Mixed units on the right-hand-side.
↓
(3) x = x′ + vt
H&R eq (37-20)
↓
x′ = x – vt
H&R says equation (37-20) can be solved for “x”, yielding eq (2). Wrong. Solving for “x” yields UNSW equation (3), i.e., mixed units right-hand-side.
#### Blog comment – distributive law
ReplyDeleteGalilean sum with V-unstarred: V = v + w
V-a-f sum with V-star: V* = ( v + w ) / ( 1 + vw/c² )
Let’s set aside the carriage-embankment model and revert to a train model of simpler vocabulary.
A train is 100 miles long. Beginning at the joint origin, track mile-0 and time-0, the caboose goes 100 track miles in 1 hour, speed v = 100 miles per hour. Likewise, beginning at the joint origin, walker-w does train floor length of 100 miles in 1 hour, speed-on-train of w = 100 mph.

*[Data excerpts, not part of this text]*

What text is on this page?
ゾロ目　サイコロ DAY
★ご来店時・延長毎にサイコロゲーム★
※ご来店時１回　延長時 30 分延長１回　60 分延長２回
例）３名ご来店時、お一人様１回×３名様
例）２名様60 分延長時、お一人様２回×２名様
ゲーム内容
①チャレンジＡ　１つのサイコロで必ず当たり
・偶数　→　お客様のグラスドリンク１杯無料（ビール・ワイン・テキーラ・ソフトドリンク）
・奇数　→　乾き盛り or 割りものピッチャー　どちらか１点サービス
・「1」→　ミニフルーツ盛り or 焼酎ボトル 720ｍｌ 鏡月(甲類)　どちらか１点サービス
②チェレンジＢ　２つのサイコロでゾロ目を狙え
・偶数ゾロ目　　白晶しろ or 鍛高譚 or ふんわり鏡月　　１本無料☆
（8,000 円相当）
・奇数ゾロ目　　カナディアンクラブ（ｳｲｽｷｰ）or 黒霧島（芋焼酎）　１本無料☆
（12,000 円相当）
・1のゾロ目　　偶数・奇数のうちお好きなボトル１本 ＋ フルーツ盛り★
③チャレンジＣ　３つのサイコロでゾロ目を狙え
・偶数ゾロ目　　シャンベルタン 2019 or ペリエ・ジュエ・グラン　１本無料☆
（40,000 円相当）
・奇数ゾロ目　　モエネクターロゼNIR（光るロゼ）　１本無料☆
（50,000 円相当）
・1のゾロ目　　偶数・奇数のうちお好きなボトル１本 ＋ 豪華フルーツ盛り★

The train front likewise goes 100 miles in 1 hour, from track mile 100 to track mile 200, again speed v = 100 mph. At time 1 hour, floor walker-w ends up at track terminal mile 200. Having started at track mile-0, the walker’s metaphysical track distance is 200 miles. According to classical kinematics, his track speed is 200 miles in 1 hour or V = 200 mph.
Suppose the v-a-f must reduce speed V = v + w = 200 mph to V* = 150 mph. Distributive law:
¾ • ( v + w ) = ¾ • v + ¾ • w
¾ • ( 100 + 100 ) = ¾ • 100 + ¾ • 100
¾ • 200 = ¾ • 100 + ¾ • 100
150 mph = 75 mph + 75 mph
The v-a-f is which side of the distributive law, left-hand-side or right-hand side? Obviously, left-hand-side.
Section §5 quote: “It is worthy of remark that v and w enter into the expression for resultant velocity in a symmetrical manner.”
The quoted remark is the right-hand-side.